HERE is a voice ‘gracefully contemporary’ looking into and through our troubled world with the best of a rare sensibility.

Startlingly original, one can see Vijay Seshadri’s The Disappearances as a combination of wit, creative use of language and his unbridled intelligence. This extraordinary collection is a compilation of two books, Wild Kingdom (1996) and The Long Meadow (2004), exploring diverse aspects of human existence.

The poems in Wild Kingdom are structured around a broad array of reflective ideas: human dislocation as in The Refugee who is "pinned like a flower on the genocidal past"; the awful predicament of a driver stuck in a forest in Lifeline; strips of superfluous identity to discover the primal, where "the signature stinks and blood trails of man".

His ingenuity can be captured with unmatched intensity in number of insightful poems as in The Testimonies of Ramon Fernandez, "I know its right/ to put the pedal to my appetite/until I hear the engine roar" or somewhere else in which the speaker says of an estranged friend that "he won’t answer my letters/his ink is frozen and he can’t forgive".

The Long Meadow, for which he was awarded the prestigious James Laughlin award from the academy of American poets, gracefully embraces life from a fresh perspective.

The poems are subtle and intense, marked by abiding concerns: feeling of compassion in Survivor; embracing of mankind ‘though diverse’ have something in common’ in A Fable; a healing effect of the title poem The Disappearance; inventive use of the language in poems like Aphasia and Baby Baby. He invites the reader in his personal world to share a memory, event or emotion: "I have the eyes to wait for you" in the love poem, The Painted Thing.
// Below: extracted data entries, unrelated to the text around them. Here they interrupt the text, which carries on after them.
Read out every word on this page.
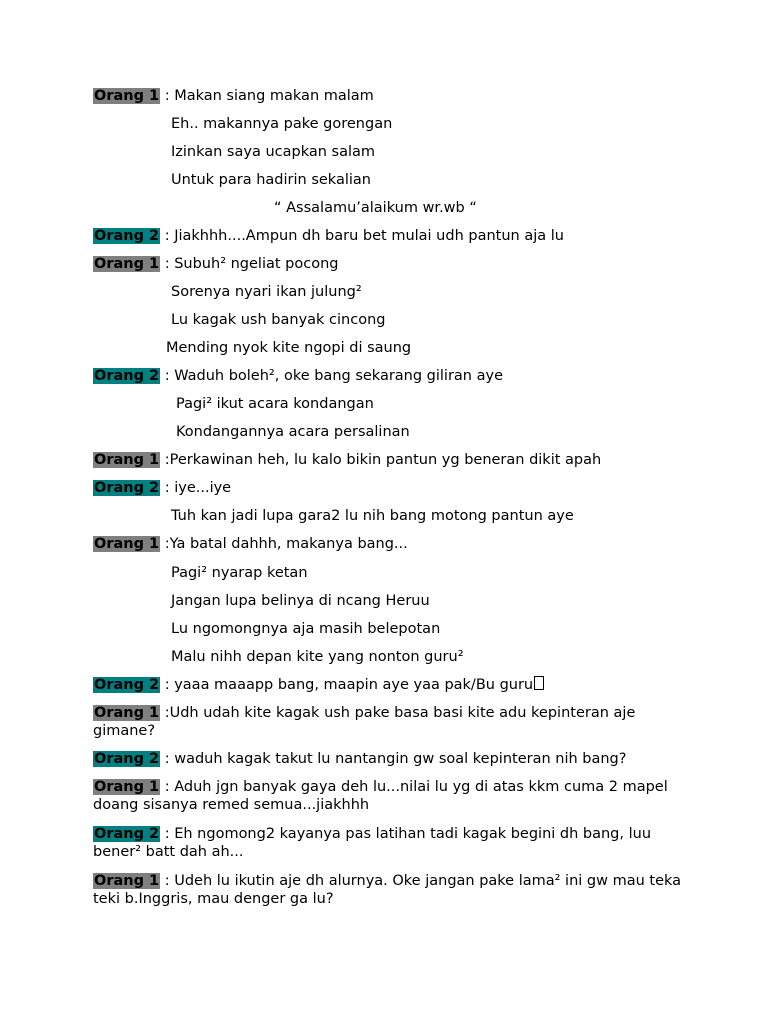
Orang 1 : Makan siang makan malam
Eh.. makannya pake gorengan
Izinkan saya ucapkan salam
Untuk para hadirin sekalian
“ Assalamu’alaikum wr.wb “
Orang 2 : Jiakhhh....Ampun dh baru bet mulai udh pantun aja lu
Orang 1 : Subuh² ngeliat pocong
Sorenya nyari ikan julung²
Lu kagak ush banyak cincong
Mending nyok kite ngopi di saung
Orang 2 : Waduh boleh², oke bang sekarang giliran aye
Pagi² ikut acara kondangan
Kondangannya acara persalinan
Orang 1 :Perkawinan heh, lu kalo bikin pantun yg beneran dikit apah
Orang 2 : iye...iye
Tuh kan jadi lupa gara2 lu nih bang motong pantun aye
Orang 1 :Ya batal dahhh, makanya bang...
Pagi² nyarap ketan
Jangan lupa belinya di ncang Heruu
Lu ngomongnya aja masih belepotan
Malu nihh depan kite yang nonton guru²
Orang 2 : yaaa maaapp bang, maapin aye yaa pak/Bu guru
Orang 1 :Udh udah kite kagak ush pake basa basi kite adu kepinteran aje gimane?
Orang 2 : waduh kagak takut lu nantangin gw soal kepinteran nih bang?
Orang 1 : Aduh jgn banyak gaya deh lu...nilai lu yg di atas kkm cuma 2 mapel doang sisanya remed semua...jiakhhh
Orang 2 : Eh ngomong2 kayanya pas latihan tadi kagak begini dh bang, luu bener² batt dah ah...
Orang 1 : Udeh lu ikutin aje dh alurnya. Oke jangan pake lama² ini gw mau teka teki b.Inggris, mau denger ga lu?
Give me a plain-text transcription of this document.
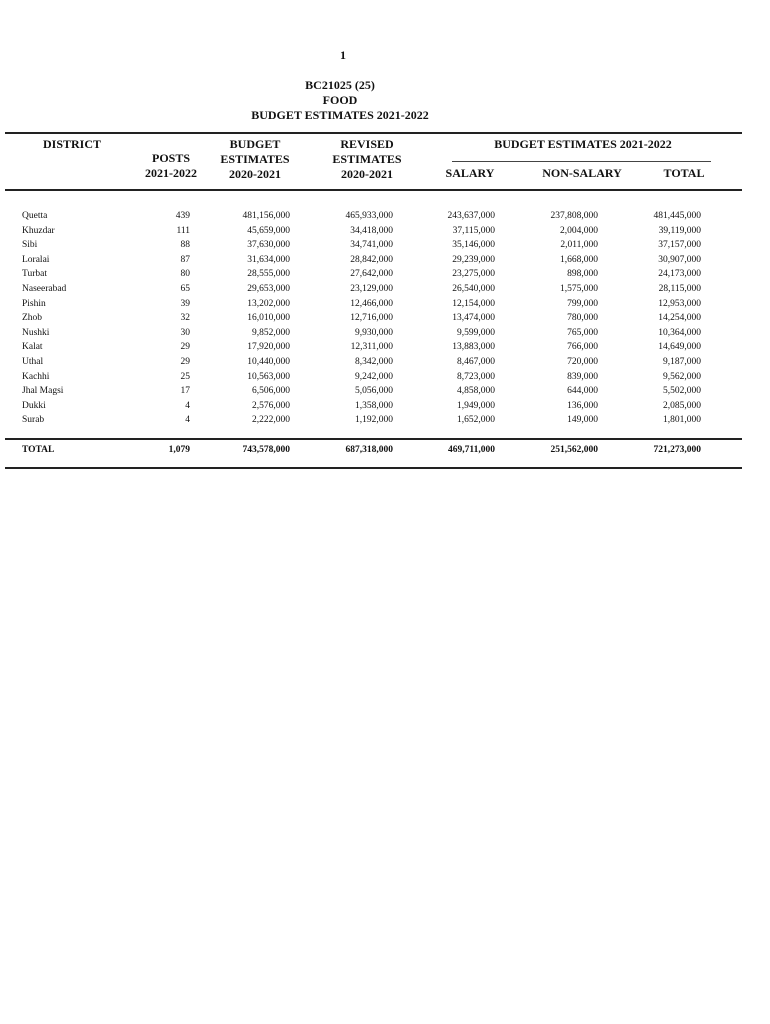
1
BC21025 (25)
FOOD
BUDGET ESTIMATES 2021-2022
DISTRICT
POSTS
2021-2022
BUDGET
ESTIMATES
2020-2021
REVISED
ESTIMATES
2020-2021
BUDGET ESTIMATES 2021-2022
SALARY	NON-SALARY	TOTAL
Quetta	439	481,156,000	465,933,000	243,637,000	237,808,000	481,445,000
Khuzdar	111	45,659,000	34,418,000	37,115,000	2,004,000	39,119,000
Sibi	88	37,630,000	34,741,000	35,146,000	2,011,000	37,157,000
Loralai	87	31,634,000	28,842,000	29,239,000	1,668,000	30,907,000
Turbat	80	28,555,000	27,642,000	23,275,000	898,000	24,173,000
Naseerabad	65	29,653,000	23,129,000	26,540,000	1,575,000	28,115,000
Pishin	39	13,202,000	12,466,000	12,154,000	799,000	12,953,000
Zhob	32	16,010,000	12,716,000	13,474,000	780,000	14,254,000
Nushki	30	9,852,000	9,930,000	9,599,000	765,000	10,364,000
Kalat	29	17,920,000	12,311,000	13,883,000	766,000	14,649,000
Uthal	29	10,440,000	8,342,000	8,467,000	720,000	9,187,000
Kachhi	25	10,563,000	9,242,000	8,723,000	839,000	9,562,000
Jhal Magsi	17	6,506,000	5,056,000	4,858,000	644,000	5,502,000
Dukki	4	2,576,000	1,358,000	1,949,000	136,000	2,085,000
Surab	4	2,222,000	1,192,000	1,652,000	149,000	1,801,000
TOTAL	1,079	743,578,000	687,318,000	469,711,000	251,562,000	721,273,000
The book also contains a prose memoir, The Nature of the Chemical Bond, which amusingly looks at issues like immigration, generation gap, the American Civil War, travel, and Indian mythology. This collection ends with a sharp and sensitive turns of a long narrative poem, The Long Meadow.

This arresting collection comes like a breath of fresh air. At times slackness slinks in, but his persuasive voice has power to make this poetic route fascinating with remarkable sensitivity, instinctive empathy and high imagination.